For the citizens of the Ivory Coast, daily life became deadly as the economy came to a halt during the bloodshed. This week, reports of returning to some normalcy are percolating through the media after the climax of the power struggle. Although the chief export, the cocoa bean, can resume shipment, the economic crisis coupled with the fact that more than 46 percent of the nation voted for Gbagbo point to the difficulties that lie ahead for the new leadership.
Some Ivorians are are still weary of Ouattara, as there are reports of those defecting from the former Gbagbo camp and joining the new administration. While Ouattara called for human rights investigations, skeptics say both sides are guilty of human rights violations. The questions are, who will prosecute whom and how?
For journalists, covering the event was complicated and dangerous. Gbagbo censored outside reports, especially those of the international press. Foreign journalists found themselves as targets of the fighting, as some were beaten and others killed.
Many questions will remain in the weeks and months ahead as an already crippled country tries to mend itself. After blood was spilled on both sides of the political isle, there are major concerns about how the civil war will shape the country's future.
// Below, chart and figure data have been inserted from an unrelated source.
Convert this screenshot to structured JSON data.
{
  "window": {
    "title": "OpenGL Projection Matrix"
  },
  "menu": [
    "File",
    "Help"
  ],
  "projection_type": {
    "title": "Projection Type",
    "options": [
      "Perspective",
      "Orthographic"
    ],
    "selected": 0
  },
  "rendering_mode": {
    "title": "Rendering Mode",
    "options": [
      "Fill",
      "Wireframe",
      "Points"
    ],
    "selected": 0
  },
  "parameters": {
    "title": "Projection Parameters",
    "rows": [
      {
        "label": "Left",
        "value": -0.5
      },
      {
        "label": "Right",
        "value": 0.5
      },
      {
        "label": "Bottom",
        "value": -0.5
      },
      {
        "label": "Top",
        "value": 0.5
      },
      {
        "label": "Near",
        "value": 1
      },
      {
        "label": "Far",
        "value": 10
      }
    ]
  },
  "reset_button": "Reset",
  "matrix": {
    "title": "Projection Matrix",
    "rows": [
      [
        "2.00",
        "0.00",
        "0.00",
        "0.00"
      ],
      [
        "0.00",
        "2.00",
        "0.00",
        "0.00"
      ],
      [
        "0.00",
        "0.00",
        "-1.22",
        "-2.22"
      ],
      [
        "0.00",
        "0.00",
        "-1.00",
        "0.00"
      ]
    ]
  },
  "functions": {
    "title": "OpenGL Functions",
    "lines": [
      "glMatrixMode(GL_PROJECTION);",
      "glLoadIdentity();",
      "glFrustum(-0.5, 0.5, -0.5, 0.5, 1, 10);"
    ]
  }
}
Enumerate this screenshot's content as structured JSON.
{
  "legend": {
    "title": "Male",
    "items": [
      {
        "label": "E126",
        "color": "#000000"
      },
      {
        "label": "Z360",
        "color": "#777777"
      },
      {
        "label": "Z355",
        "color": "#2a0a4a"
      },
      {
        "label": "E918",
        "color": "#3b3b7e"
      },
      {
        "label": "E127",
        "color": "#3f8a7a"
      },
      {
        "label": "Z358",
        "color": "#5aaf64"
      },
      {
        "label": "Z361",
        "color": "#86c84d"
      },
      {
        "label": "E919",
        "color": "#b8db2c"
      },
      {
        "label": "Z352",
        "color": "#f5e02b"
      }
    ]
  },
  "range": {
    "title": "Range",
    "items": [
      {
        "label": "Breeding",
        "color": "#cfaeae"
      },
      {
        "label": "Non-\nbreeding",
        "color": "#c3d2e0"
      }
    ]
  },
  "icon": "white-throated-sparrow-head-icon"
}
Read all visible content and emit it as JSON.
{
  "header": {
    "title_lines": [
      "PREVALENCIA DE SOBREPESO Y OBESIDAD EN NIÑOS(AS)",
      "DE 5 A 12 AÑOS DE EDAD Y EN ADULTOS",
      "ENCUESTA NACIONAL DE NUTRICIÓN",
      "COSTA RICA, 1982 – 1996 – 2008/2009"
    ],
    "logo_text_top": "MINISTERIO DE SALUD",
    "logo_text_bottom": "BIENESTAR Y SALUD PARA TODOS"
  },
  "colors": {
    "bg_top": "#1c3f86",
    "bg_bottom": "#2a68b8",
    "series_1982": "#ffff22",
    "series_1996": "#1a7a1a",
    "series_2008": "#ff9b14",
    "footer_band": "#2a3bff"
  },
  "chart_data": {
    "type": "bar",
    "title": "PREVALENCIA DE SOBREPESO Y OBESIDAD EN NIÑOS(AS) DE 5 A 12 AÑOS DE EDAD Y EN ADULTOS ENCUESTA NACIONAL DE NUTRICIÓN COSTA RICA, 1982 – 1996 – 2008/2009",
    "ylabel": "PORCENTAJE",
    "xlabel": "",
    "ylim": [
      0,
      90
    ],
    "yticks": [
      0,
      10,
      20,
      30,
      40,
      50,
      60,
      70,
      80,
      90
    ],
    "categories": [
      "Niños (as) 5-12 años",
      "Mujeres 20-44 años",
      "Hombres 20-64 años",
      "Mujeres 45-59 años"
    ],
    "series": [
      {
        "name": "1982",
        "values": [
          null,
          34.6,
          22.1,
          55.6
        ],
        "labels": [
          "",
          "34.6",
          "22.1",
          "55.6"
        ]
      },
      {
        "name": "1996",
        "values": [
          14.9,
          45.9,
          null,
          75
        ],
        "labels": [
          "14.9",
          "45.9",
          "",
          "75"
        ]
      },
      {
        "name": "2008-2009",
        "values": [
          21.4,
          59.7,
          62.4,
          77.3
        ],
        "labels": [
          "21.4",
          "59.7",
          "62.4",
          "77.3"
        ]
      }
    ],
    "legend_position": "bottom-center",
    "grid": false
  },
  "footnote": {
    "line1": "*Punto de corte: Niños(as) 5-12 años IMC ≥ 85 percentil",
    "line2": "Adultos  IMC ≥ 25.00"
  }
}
Highlights from this week's guests:
Abidjan, Ivory Coast: Ofeibea Quist-Arcton, reporter and broadcaster for NPR News
"Many journalists were evacuated by military forces. Many Ivorians don't have that option. They have to stay barricaded in their homes, trapped in their homes by heavy weapons fire ringing in their ears. Children are petrified and terrorized, and they will be for a long time because of post-traumatic stress disorder that kicks in a little later. Things are calmer now, but for weeks it was difficult for anyone in Abidjan, for journalists and nonjournalists in the city, because of the fierce, fierce fighting."
Johannesburg: David Smith, Africa correspondent for the Guardian
"More recently, it still looks very dead. Journalists who have been there longer than me said with every passing day, things gradually come back to life more and more. I did notice a few days after the fall of Gbagbo, some street markets were open again, and there were some very long queues at the laundry that had reopened. Those are just a few instances of optimism. With President's Ouattara's call for civil servants to return to work on Monday, not many of them did. Until security is in place, that will remain a big problem."
New York: Mohamed Keita, advocacy coordinator for CPJ's Africa Program
"The media was something both camps attempted to seize control of… When the crisis began, the first thing that the Gbagboan administration did was to censor international news media, especially French news channels that were reporting on the results announced by the electoral commission. Then we saw a reprisal by both camps targeting journalists from rival outlets. We've had unfortunate casualties in the media, as journalists were killed during the course of this violence."